Juristas discutem se Norma Galindo é inelegível pelo parentesco com o prefeito
LAÍSE LUCATELLI
DA REDAÇÃO
O lançamento da pré-candidatura da primeira-dama da Capital, Norma Sueli Galindo (PTB) à sucessão do prefeito Chico Galindo (PTB) levantou um debate jurídico. Alguns juristas garantem que a candidatura de Norma, na atual situação, é proibida pela Constituição Federal, enquanto outros dizem que ela está livre para concorrer.DA REDAÇÃO
A primeira-dama foi lançada à Prefeitura durante evento da Executiva Municipal do PTB, na última terça-feira (22). O partido estuda, também, a possibilidade de indicá-la como vice. (Leia maisAQUI)
“O parágrafo 7, do artigo 14, da Constituição Federal, prevê que estão inelegíveis os cidadãos que tiverem cônjuges ocupando cargos no Executivo, dentro do território abrangido pelo mandato. Nesse caso, o prefeito Galindo teria que ter renunciado seis meses antes do pleito, ou seja, até o dia 7 de abril, para que sua esposa pudesse se candidatar a prefeita, a vice, ou mesmo vereadora em Cuiabá”, explicou um promotor eleitoral que atua no interior do Estado e que preferiu não se identificar.
“A única brecha é no caso de a pessoa já estar exercendo o cargo eletivo para o qual vai se candidatar. Por exemplo, se ela já fosse vereadora e quisesse disputar a reeleição, estaria livre para isso.
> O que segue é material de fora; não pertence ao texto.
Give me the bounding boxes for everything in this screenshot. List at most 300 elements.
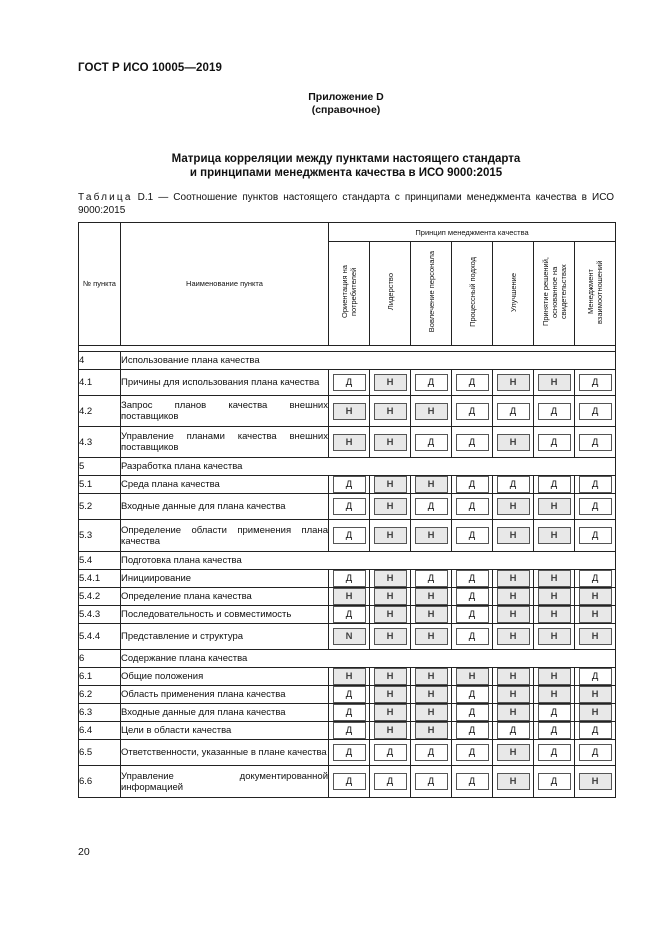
matrix-value: Д xyxy=(333,527,366,544)
principle-header-6 xyxy=(534,242,575,346)
matrix-cell xyxy=(329,427,370,458)
matrix-value: Д xyxy=(456,628,489,645)
matrix-cell xyxy=(493,686,534,704)
matrix-value: Н xyxy=(538,686,571,703)
matrix-cell xyxy=(370,704,411,722)
matrix-cell xyxy=(329,686,370,704)
matrix-value: Н xyxy=(374,628,407,645)
table-row xyxy=(79,476,616,494)
matrix-cell xyxy=(534,520,575,552)
matrix-cell xyxy=(575,606,616,624)
row-number: 4.2 xyxy=(79,396,121,427)
row-number: 5.3 xyxy=(79,520,121,552)
matrix-cell xyxy=(411,668,452,686)
matrix-value: Н xyxy=(374,704,407,721)
matrix-cell xyxy=(329,520,370,552)
row-number: 5 xyxy=(79,458,121,476)
matrix-value: Д xyxy=(415,498,448,515)
matrix-cell xyxy=(411,722,452,740)
matrix-value: Н xyxy=(497,498,530,515)
matrix-value: Д xyxy=(333,686,366,703)
matrix-cell xyxy=(575,520,616,552)
matrix-value: Н xyxy=(415,722,448,739)
matrix-value: Н xyxy=(579,773,612,790)
matrix-cell xyxy=(534,570,575,588)
matrix-value: Д xyxy=(333,570,366,587)
matrix-value: Д xyxy=(333,704,366,721)
principle-label: Менеджмент взаимоотношений xyxy=(586,260,605,324)
matrix-value: Д xyxy=(456,476,489,493)
matrix-cell xyxy=(329,476,370,494)
matrix-cell xyxy=(493,704,534,722)
matrix-cell xyxy=(329,704,370,722)
row-name: Представление и структура xyxy=(121,624,329,650)
correlation-matrix-table xyxy=(78,222,616,798)
matrix-cell xyxy=(534,686,575,704)
table-row xyxy=(79,686,616,704)
row-name: Причины для использования плана качества xyxy=(121,370,329,396)
document-code: ГОСТ Р ИСО 10005—2019 xyxy=(78,62,223,74)
matrix-value: Д xyxy=(374,773,407,790)
matrix-cell xyxy=(575,704,616,722)
matrix-cell xyxy=(534,396,575,427)
matrix-cell xyxy=(370,740,411,766)
matrix-cell xyxy=(534,668,575,686)
matrix-value: Д xyxy=(333,722,366,739)
row-name: Входные данные для плана качества xyxy=(121,494,329,520)
matrix-value: Д xyxy=(538,722,571,739)
row-name: Определение плана качества xyxy=(121,588,329,606)
matrix-cell xyxy=(534,624,575,650)
matrix-cell xyxy=(329,396,370,427)
matrix-cell xyxy=(534,722,575,740)
matrix-value: Н xyxy=(579,704,612,721)
matrix-value: Д xyxy=(579,744,612,761)
table-row xyxy=(79,552,616,570)
matrix-value: Д xyxy=(579,434,612,451)
matrix-value: Д xyxy=(497,403,530,420)
matrix-value: Д xyxy=(333,744,366,761)
matrix-value: Д xyxy=(415,434,448,451)
row-number: 5.4 xyxy=(79,552,121,570)
principle-label: Процессный подход xyxy=(467,257,477,327)
principles-header: Принцип менеджмента качества xyxy=(329,223,616,242)
principle-header-5 xyxy=(493,242,534,346)
matrix-value: Н xyxy=(497,570,530,587)
matrix-value: Д xyxy=(415,374,448,391)
matrix-cell xyxy=(452,722,493,740)
matrix-value: Н xyxy=(497,434,530,451)
matrix-cell xyxy=(575,396,616,427)
row-name: Последовательность и совместимость xyxy=(121,606,329,624)
matrix-value: Н xyxy=(497,668,530,685)
matrix-cell xyxy=(493,520,534,552)
matrix-cell xyxy=(329,370,370,396)
matrix-cell xyxy=(329,766,370,798)
matrix-value: N xyxy=(333,628,366,645)
matrix-value: Н xyxy=(415,704,448,721)
matrix-value: Н xyxy=(374,588,407,605)
matrix-cell xyxy=(493,494,534,520)
matrix-value: Н xyxy=(538,374,571,391)
matrix-value: Н xyxy=(497,704,530,721)
table-row xyxy=(79,740,616,766)
matrix-value: Д xyxy=(333,476,366,493)
matrix-value: Н xyxy=(415,686,448,703)
matrix-value: Н xyxy=(333,403,366,420)
row-number: 5.4.1 xyxy=(79,570,121,588)
matrix-cell xyxy=(575,740,616,766)
matrix-cell xyxy=(534,704,575,722)
matrix-value: Д xyxy=(456,434,489,451)
column-header-number: № пункта xyxy=(79,223,121,346)
matrix-value: Д xyxy=(579,668,612,685)
matrix-cell xyxy=(575,668,616,686)
matrix-cell xyxy=(329,494,370,520)
matrix-cell xyxy=(411,396,452,427)
matrix-cell xyxy=(370,606,411,624)
matrix-value: Н xyxy=(415,628,448,645)
matrix-value: Н xyxy=(415,668,448,685)
matrix-value: Н xyxy=(538,498,571,515)
matrix-cell xyxy=(493,722,534,740)
section-name: Подготовка плана качества xyxy=(121,552,616,570)
matrix-cell xyxy=(575,427,616,458)
matrix-value: Д xyxy=(456,403,489,420)
matrix-value: Д xyxy=(579,498,612,515)
matrix-value: Н xyxy=(374,498,407,515)
matrix-value: Д xyxy=(579,476,612,493)
matrix-value: Н xyxy=(333,668,366,685)
matrix-value: Д xyxy=(497,476,530,493)
matrix-cell xyxy=(370,588,411,606)
matrix-value: Н xyxy=(374,476,407,493)
matrix-cell xyxy=(575,570,616,588)
matrix-value: Н xyxy=(374,668,407,685)
row-name: Ответственности, указанные в плане качества xyxy=(121,740,329,766)
matrix-value: Д xyxy=(579,570,612,587)
row-number: 5.4.4 xyxy=(79,624,121,650)
matrix-cell xyxy=(329,588,370,606)
matrix-value: Д xyxy=(333,498,366,515)
row-number: 5.4.3 xyxy=(79,606,121,624)
principle-label: Вовлечение персонала xyxy=(426,251,436,333)
matrix-value: Н xyxy=(333,434,366,451)
matrix-value: Н xyxy=(374,403,407,420)
row-name: Общие положения xyxy=(121,668,329,686)
matrix-cell xyxy=(452,494,493,520)
matrix-value: Д xyxy=(538,434,571,451)
matrix-cell xyxy=(452,740,493,766)
matrix-value: Н xyxy=(415,606,448,623)
matrix-cell xyxy=(370,427,411,458)
matrix-cell xyxy=(493,740,534,766)
table-row xyxy=(79,396,616,427)
table-row xyxy=(79,722,616,740)
matrix-cell xyxy=(534,588,575,606)
appendix-title: Приложение D xyxy=(308,91,384,103)
matrix-value: Н xyxy=(415,588,448,605)
matrix-cell xyxy=(575,494,616,520)
matrix-cell xyxy=(452,606,493,624)
matrix-value: Н xyxy=(538,628,571,645)
matrix-cell xyxy=(534,740,575,766)
title-line-2: и принципами менеджмента качества в ИСО 9000:2015 xyxy=(189,167,503,179)
row-name: Управление документированной информацией xyxy=(121,766,329,798)
matrix-cell xyxy=(411,686,452,704)
matrix-cell xyxy=(493,606,534,624)
matrix-cell xyxy=(411,606,452,624)
matrix-value: Д xyxy=(333,606,366,623)
matrix-value: Д xyxy=(579,722,612,739)
row-number: 6.6 xyxy=(79,766,121,798)
row-name: Область применения плана качества xyxy=(121,686,329,704)
principle-label: Принятие решений, основанное на свидетельствах xyxy=(540,257,568,327)
matrix-cell xyxy=(411,704,452,722)
matrix-value: Д xyxy=(456,374,489,391)
row-name: Управление планами качества внешних поставщиков xyxy=(121,427,329,458)
matrix-cell xyxy=(575,588,616,606)
matrix-cell xyxy=(370,396,411,427)
principle-header-2 xyxy=(370,242,411,346)
matrix-value: Д xyxy=(456,704,489,721)
matrix-value: Н xyxy=(497,773,530,790)
matrix-value: Д xyxy=(579,527,612,544)
matrix-value: Д xyxy=(497,722,530,739)
principle-label: Лидерство xyxy=(385,273,395,311)
matrix-cell xyxy=(452,570,493,588)
matrix-cell xyxy=(370,624,411,650)
matrix-cell xyxy=(493,396,534,427)
matrix-value: Н xyxy=(579,588,612,605)
matrix-value: Д xyxy=(456,588,489,605)
principle-label: Ориентация на потребителей xyxy=(340,265,358,319)
table-row xyxy=(79,588,616,606)
matrix-cell xyxy=(411,427,452,458)
matrix-value: Н xyxy=(374,374,407,391)
matrix-value: Н xyxy=(374,606,407,623)
matrix-cell xyxy=(370,494,411,520)
matrix-cell xyxy=(329,740,370,766)
matrix-value: Д xyxy=(456,527,489,544)
matrix-value: Н xyxy=(415,403,448,420)
column-header-name: Наименование пункта xyxy=(121,223,329,346)
matrix-cell xyxy=(329,722,370,740)
matrix-cell xyxy=(493,766,534,798)
row-number: 5.1 xyxy=(79,476,121,494)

Mas, não é o caso”, observou o promotor.
Na avaliação do promotor, o lançamento do nome de Norma Galindo à Prefeitura de Cuiabá é apenas uma estratégia do partido para não perder o protagonismo nas eleições, após o prefeito descartar sua candidatura à reeleição. “Isso tudo é jogo de cena. Eles estão valorizando o PTB”, disse.
O trecho da Constituição a que ele se refere integra, também, a Resolução 23.373, do Tribunal Superior Eleitoral (TSE), que trata do registro de candidatos nas eleições de 2012.
Confira:
Art. 15. São inelegíveis:
II - no território de jurisdição do titular, o cônjuge e os parentes consanguíneos ou afins, até o segundo grau ou por adoção, do Presidente da República, de Governador de Estado ou do Distrito Federal, de Prefeito ou de quem os haja substituído dentro dos 6 meses anteriores ao pleito, salvo se já titular de mandato eletivo e candidato à reeleição (Constituição Federal, art. 14, § 7º);
O advogado Francisco Faiad partilha do entendimento do promotor. “Entendo que ela (Norma) está inelegível, porque o prefeito teria que ter se afastado seis meses antes do pleito”, afirmou, ao ser consultado pelo MidiaNews.
“Existe uma corrente no Direito que diz que ela poderia se candidatar nessa situação. Mas, há jurisprudência a esse respeito, e registros de candidaturas que foram negados porque não houve afastamento do cônjuge ou parente”, afirmou o ex-presidente da OAB-MT.
Apta a se candidatar
De outro lado, estão os juristas que afirmam que Norma Galindo não está impedida de entrar na disputa devido ao parentesco com o prefeito.
“Ela só estaria inelegível se o prefeito estivesse em seu segundo mandato. A Constituição prevê o impedimento da perpetuação de uma mesma família no poder, sem alternância”, afirmou o advogado Paulo Taques, também consultado pelo MidiaNews.
Como Galindo ainda está em seu primeiro mandato, a esposa estaria livre para entrar na corrida pela sua sucessão. O atual prefeito assumiu o comando do Palácio Alencastro em 2010, após a renúncia do titular, Wilson Santos (PSDB), que deixou o cargo para disputar o Governo do Estado.
“Existe uma jurisprudência a esse respeito. O TSE já entendeu, em várias situações semelhantes, que o parente pode se candidatar. Sempre busco o entendimento da Corte Superior. E se a candidatura dela for questionada, será indeferida. O questionamento será inócuo e inútil”, disse Taques.
O Tribunal Regional Eleitoral (TRE) também emitiu posicionamento semelhante ao de Paulo Taques. Para a Justiça Eleitoral mato-grossense, Norma não poderia se candidatar se Galindo estivesse em seu segundo mandato, de modo que a mesma família tivesse a oportunidade de governar o município por três mandatos consecutivos.
A assessoria do TRE ressaltou, porém, que a elegibilidade de cada candidato só será avaliada, caso a caso, no ato de deferimento das candidaturas.
E, como parentesco não é o único critério, o órgão avaliará todos os quesitos necessários para tal, e só então poderá dizer se Norma Galindo está, de fato, elegível.